Gun sales in the US have soared in recent years as the nation struggles to come to terms with the latest mass shooting, a horrific racist attack in Buffalo.
According to new figures from the Bureau of Alcohol, Tobacco, Firearms and Explosives (ATF), the manufacture of firearms has tripled in two decades, and legal sales have risen sharply as well.
Officials in New York confirmed that Payton Gendron, the 18-year-old accused of the Buffalo mass murder, legally obtained the AR-15 style rifle believed to be the weapon used in the attack from a New York guns store, despite being hospitalized last year for making a murder-suicide threat.
Law enforcement officials have said they are not aware of any “red flags” that would have slowed or prevented the legal sales of the three guns the shooter allegedly brought to Tops Friendly Market on Saturday, including the one used in the attack.
The ATF report comes as many states have loosened “carry” laws that allow for the possession of handguns for personal protection. Since 2009, handgun sales have outstripped rifles, the report found. Total sales rose from 3,040,934 in 1986 to peak in 2016 at 11,497,441.
The report also pointed to a rise in the number of “ghost guns”, or untraceable, homemade weapons, in circulation. Law enforcement recovered 19,344 privately manufactured firearms in 2021, a tenfold increase since 2016.
Officials have said ghost guns are contributing to the surge in gun-related killings. In California, ghost guns make up as many as half of weapons recovered at crime scenes.
On a visit to Buffalo on Tuesday, Joe Biden told reporters that he would redouble his efforts “to convince Congress” to enact new gun control measures.
“We’ve done it before,” the president said, referring to the 1994 assault weapons ban that slowed their spread before it lapsed in 2004. Biden said he would have “to convince Congress to go back to what I passed years ago”.
“It’s going to be very difficult. But I’m not going to give up trying,” he said.
The state’s attorney general, Letitia James, said on Wednesday that her office is investigating the social media companies where the alleged gunman planned and promoted the attack.
She tweeted that her office would investigate 4chan, 8chan, Discord, Twitch and any other platforms the shooter used.
Late Wednesday, a 911 dispatcher was placed on leave and may lose her job after allegedly hanging up on a supermarket employee who was hiding during the shooting rampage.
“Termination will be sought” for the dispatcher at a disciplinary hearing later this month, said Peter Anderson, spokesperson for the executive of Erie county, the Associated Press reported.
An assistant office manager at Tops Friendly market, where 10 Black people were killed by a white gunman Saturday, told the Buffalo News that she was whispering during the 911 call because she feared the shooter would hear her.
The store employee alleges the dispatcher shouted at her, asked why she was whispering then hung up.

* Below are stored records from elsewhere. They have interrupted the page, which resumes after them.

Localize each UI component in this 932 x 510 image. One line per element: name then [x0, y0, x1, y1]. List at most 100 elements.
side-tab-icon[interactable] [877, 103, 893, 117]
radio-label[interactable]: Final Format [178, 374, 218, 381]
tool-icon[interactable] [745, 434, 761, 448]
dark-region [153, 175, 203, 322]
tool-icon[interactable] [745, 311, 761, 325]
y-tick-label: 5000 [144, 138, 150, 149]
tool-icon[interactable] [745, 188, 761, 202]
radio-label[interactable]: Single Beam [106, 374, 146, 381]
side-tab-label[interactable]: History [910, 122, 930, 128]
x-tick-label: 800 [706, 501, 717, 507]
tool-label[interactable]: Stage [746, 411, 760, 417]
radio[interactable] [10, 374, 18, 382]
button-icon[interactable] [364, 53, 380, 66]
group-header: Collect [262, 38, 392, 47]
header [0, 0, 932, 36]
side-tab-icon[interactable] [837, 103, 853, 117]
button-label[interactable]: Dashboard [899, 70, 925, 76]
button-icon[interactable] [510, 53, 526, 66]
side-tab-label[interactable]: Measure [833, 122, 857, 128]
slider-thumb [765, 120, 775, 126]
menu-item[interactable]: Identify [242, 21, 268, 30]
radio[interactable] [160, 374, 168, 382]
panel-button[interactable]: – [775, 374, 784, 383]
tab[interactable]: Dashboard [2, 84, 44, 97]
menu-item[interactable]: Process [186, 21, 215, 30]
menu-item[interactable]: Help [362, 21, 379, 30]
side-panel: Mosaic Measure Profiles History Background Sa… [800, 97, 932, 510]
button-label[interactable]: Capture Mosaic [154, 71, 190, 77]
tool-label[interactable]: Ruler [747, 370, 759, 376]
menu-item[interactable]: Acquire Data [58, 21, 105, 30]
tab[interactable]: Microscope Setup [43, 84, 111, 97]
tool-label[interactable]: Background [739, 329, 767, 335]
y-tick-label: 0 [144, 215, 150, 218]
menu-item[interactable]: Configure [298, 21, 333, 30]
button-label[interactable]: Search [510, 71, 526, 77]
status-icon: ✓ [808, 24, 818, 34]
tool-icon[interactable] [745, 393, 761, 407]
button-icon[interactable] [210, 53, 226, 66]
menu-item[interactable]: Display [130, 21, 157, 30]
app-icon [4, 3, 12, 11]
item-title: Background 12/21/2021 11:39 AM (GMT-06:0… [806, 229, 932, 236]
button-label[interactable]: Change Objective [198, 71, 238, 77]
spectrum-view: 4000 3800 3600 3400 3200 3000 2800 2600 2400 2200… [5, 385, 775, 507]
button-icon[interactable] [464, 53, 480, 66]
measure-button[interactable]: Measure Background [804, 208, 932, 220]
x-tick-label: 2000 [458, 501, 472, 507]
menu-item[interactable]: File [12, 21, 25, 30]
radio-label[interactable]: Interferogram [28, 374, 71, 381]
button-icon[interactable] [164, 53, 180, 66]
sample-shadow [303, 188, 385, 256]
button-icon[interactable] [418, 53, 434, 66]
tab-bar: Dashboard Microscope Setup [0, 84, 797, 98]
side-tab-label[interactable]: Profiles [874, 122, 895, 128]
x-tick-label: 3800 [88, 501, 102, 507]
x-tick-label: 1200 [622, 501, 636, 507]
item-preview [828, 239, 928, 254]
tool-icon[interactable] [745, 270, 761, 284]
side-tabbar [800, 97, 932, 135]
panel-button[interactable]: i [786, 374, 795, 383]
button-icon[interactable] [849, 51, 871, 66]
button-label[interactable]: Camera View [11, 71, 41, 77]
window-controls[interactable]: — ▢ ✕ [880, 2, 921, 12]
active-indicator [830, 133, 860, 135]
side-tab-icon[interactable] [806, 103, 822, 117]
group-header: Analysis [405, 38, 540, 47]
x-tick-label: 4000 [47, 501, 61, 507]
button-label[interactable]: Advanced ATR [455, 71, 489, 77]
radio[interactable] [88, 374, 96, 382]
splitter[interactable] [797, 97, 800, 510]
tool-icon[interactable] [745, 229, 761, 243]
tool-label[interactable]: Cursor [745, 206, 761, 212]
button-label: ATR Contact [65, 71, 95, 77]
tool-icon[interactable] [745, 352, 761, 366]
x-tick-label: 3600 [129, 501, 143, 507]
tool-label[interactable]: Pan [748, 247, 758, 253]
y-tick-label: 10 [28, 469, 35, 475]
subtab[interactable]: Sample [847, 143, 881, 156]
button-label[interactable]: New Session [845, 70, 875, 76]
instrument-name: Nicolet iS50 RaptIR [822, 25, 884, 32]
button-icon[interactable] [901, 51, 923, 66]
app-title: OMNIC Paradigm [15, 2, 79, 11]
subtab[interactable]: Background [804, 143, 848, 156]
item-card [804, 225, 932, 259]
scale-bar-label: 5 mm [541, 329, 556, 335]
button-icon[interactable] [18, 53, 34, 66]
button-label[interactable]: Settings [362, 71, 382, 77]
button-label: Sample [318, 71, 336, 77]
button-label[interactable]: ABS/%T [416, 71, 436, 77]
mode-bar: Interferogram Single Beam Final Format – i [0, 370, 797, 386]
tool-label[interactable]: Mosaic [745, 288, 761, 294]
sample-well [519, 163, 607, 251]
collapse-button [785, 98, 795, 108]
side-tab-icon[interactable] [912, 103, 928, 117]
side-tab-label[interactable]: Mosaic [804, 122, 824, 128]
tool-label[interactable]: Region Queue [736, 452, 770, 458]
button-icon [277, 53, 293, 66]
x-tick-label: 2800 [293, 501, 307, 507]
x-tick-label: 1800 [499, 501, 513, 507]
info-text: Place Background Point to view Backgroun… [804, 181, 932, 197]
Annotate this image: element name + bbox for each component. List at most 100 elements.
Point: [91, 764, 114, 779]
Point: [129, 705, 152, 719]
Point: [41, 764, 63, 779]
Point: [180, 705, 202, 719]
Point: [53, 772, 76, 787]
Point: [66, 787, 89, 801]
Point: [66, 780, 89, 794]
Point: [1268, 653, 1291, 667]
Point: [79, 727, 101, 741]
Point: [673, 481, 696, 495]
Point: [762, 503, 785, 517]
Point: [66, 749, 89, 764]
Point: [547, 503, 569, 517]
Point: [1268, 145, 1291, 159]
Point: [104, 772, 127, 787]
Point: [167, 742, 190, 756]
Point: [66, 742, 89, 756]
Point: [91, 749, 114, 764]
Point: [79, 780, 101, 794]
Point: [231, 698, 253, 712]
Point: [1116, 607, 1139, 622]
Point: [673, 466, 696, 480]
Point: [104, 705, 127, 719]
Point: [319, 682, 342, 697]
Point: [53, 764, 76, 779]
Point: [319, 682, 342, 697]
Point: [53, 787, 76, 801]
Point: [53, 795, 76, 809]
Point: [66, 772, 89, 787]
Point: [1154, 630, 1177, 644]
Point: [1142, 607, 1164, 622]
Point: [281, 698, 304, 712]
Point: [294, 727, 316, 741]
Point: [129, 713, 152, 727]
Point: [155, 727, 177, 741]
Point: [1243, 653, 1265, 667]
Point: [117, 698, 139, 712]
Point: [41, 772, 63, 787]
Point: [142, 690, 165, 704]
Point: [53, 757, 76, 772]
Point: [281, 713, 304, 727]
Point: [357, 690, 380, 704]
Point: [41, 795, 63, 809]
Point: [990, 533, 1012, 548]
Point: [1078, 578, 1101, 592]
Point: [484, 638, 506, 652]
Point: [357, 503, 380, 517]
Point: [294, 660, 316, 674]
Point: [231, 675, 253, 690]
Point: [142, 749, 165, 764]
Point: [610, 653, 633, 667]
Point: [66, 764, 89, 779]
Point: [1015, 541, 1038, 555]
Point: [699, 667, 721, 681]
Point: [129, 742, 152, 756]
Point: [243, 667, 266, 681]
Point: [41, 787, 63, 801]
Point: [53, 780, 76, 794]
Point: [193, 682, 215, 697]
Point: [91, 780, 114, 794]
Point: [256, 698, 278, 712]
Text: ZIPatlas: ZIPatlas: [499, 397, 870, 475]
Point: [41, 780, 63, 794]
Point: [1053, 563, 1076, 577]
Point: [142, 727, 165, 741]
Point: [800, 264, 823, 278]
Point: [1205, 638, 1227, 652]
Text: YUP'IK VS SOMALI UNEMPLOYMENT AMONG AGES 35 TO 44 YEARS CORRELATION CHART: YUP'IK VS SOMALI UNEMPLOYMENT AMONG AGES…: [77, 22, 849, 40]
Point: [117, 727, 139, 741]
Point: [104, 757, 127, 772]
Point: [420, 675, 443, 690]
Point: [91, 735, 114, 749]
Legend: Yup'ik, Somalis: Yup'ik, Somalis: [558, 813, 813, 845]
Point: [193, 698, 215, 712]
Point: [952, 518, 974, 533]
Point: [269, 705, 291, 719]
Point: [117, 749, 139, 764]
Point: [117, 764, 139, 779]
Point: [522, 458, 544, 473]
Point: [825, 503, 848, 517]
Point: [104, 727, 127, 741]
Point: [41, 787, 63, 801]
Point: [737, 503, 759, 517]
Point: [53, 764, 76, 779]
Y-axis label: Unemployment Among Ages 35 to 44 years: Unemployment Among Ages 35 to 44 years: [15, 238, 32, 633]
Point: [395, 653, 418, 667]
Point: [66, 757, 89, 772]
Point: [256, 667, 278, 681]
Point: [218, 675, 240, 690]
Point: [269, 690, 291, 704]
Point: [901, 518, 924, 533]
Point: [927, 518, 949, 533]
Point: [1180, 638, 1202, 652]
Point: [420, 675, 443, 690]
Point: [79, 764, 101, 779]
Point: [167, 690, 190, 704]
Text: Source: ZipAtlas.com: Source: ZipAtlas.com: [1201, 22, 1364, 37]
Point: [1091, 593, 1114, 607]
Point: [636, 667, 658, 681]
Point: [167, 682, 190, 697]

The employee said she had to call her boyfriend and tell him to dial 911 and report the shooting.
Anderson said it’s unclear who hung up on whom.
Gendron had been briefly hospitalized last spring after a teacher reported to school administrators that he’d written about wanting to carry out a shooting. But since he was not involuntarily committed to an institution his name was not added to any gun prohibition, or red flag, list.
“I spent 20 hours in a hospital’s emergency room on 5/28/2021,” Gendron wrote in an online entry late last year. “This was because I answered murder/suicide to the question ‘what do you want to do when you retire?’ on an online assignment in my Economics class.”
Sheriff John Garcia of Erie county, New York, told CNN: “In a case like this the gun dealer was able to sell these weapons to this individual because there was no red flags that came up.”
However, Gendron crossed into Pennsylvania to obtain a 30-round magazine. “What has made this so lethal, and so devastating for this community, was the high-capacity magazine that would have had to have been purchased elsewhere, that’s not legal in the state of New York,” Governor Kathy Hochul of New York said on Sunday. Multiple high-capacity magazines were recovered on Gendron and in his car, Buffalo’s police commissioner, Joseph Gramaglia, said.
Gendron wrote that using a drill he had modified a lock on the weapon designed to prevent the use of an extended magazine. It is believed he fired 50 rounds during the two-minute attack. Ten people, predominantly Black, were killed and the assault was live-streamed on Twitch.
Robert Donald, the owner of Vintage Firearms, told the New York Times he had sold Gendron a Bushmaster rifle. “He didn’t stand out – because if he did, I would’ve never sold him the gun,” Donald said.